I'm having a performance problem in SQLite with a SELECT COUNT(*) on a large tables.
As I didn't yet receive a usable answer and I did some further testing, I edited my question to incorporate my new findings.
I have 2 tables:
CREATE TABLE Table1 ( Key INTEGER NOT NULL, ... several other fields ..., Status CHAR(1) NOT NULL, Selection VARCHAR NULL, CONSTRAINT PK_Table1 PRIMARY KEY (Key ASC)) CREATE Table2 ( Key INTEGER NOT NULL, Key2 INTEGER NOT NULL, ... a few other fields ..., CONSTRAINT PK_Table2 PRIMARY KEY (Key ASC, Key2 ASC))

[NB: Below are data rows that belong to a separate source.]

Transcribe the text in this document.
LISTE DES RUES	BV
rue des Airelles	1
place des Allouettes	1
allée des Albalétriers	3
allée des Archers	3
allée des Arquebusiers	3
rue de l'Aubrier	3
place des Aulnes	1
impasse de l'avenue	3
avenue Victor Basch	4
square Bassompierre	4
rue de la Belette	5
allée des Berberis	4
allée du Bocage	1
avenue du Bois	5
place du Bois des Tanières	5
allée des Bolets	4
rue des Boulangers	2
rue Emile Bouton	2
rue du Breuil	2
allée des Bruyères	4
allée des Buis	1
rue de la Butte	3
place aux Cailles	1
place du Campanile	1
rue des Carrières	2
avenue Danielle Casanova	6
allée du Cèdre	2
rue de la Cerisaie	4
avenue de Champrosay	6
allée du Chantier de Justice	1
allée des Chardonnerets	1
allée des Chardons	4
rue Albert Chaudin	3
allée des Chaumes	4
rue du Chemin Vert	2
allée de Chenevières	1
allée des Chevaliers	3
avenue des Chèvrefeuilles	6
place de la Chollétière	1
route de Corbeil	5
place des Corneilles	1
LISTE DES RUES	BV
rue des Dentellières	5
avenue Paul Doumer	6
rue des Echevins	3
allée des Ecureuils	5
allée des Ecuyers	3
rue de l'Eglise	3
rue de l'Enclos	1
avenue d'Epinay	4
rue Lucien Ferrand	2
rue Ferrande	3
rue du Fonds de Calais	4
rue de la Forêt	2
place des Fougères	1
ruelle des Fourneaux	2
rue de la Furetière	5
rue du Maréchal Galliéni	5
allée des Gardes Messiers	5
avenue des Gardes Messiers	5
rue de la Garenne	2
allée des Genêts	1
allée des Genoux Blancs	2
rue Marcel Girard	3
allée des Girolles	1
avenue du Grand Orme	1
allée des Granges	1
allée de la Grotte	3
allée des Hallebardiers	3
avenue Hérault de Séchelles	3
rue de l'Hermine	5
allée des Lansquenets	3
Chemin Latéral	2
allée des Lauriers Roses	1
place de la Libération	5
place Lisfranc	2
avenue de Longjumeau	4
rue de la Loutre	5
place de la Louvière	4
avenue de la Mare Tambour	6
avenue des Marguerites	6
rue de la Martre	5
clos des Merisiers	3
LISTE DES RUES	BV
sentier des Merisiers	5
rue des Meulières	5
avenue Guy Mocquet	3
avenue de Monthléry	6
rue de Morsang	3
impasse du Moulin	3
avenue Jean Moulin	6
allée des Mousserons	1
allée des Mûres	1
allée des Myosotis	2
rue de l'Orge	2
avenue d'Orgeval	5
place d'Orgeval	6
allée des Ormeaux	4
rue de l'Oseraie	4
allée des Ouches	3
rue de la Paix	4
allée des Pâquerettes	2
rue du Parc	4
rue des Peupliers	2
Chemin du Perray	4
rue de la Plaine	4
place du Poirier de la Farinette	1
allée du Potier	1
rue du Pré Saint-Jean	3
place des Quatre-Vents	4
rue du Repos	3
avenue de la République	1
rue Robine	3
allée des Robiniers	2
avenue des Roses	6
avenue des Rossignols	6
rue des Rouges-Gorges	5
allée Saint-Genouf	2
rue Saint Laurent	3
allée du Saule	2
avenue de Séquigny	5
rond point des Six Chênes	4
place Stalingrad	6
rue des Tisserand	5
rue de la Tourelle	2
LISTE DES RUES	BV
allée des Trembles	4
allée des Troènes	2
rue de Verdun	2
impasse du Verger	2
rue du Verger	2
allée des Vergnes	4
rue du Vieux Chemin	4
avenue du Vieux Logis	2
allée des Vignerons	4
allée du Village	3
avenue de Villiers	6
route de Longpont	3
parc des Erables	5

Table1 has around 8 million records and Table2 has around 51 million records, and the databasefile is over 5GB.
Table1 has 2 more indexes:
CREATE INDEX IDX_Table1_Status ON Table1 (Status ASC, Key ASC) CREATE INDEX IDX_Table1_Selection ON Table1 (Selection ASC, Key ASC)
"Status" is required field, but has only 6 distinct values, "Selection" is not required and has only around 1.5 million values different from null and only around 600k distinct values.
I did some tests on both tables, you can see the timings below, and I added the "explain query plan" for each request (QP). I placed the database file on an USB-memorystick so i could remove it after each test and get reliable results without interference of the disk cache. Some requests are faster on USB (I suppose due to lack of seektime), but some are slower (table scans).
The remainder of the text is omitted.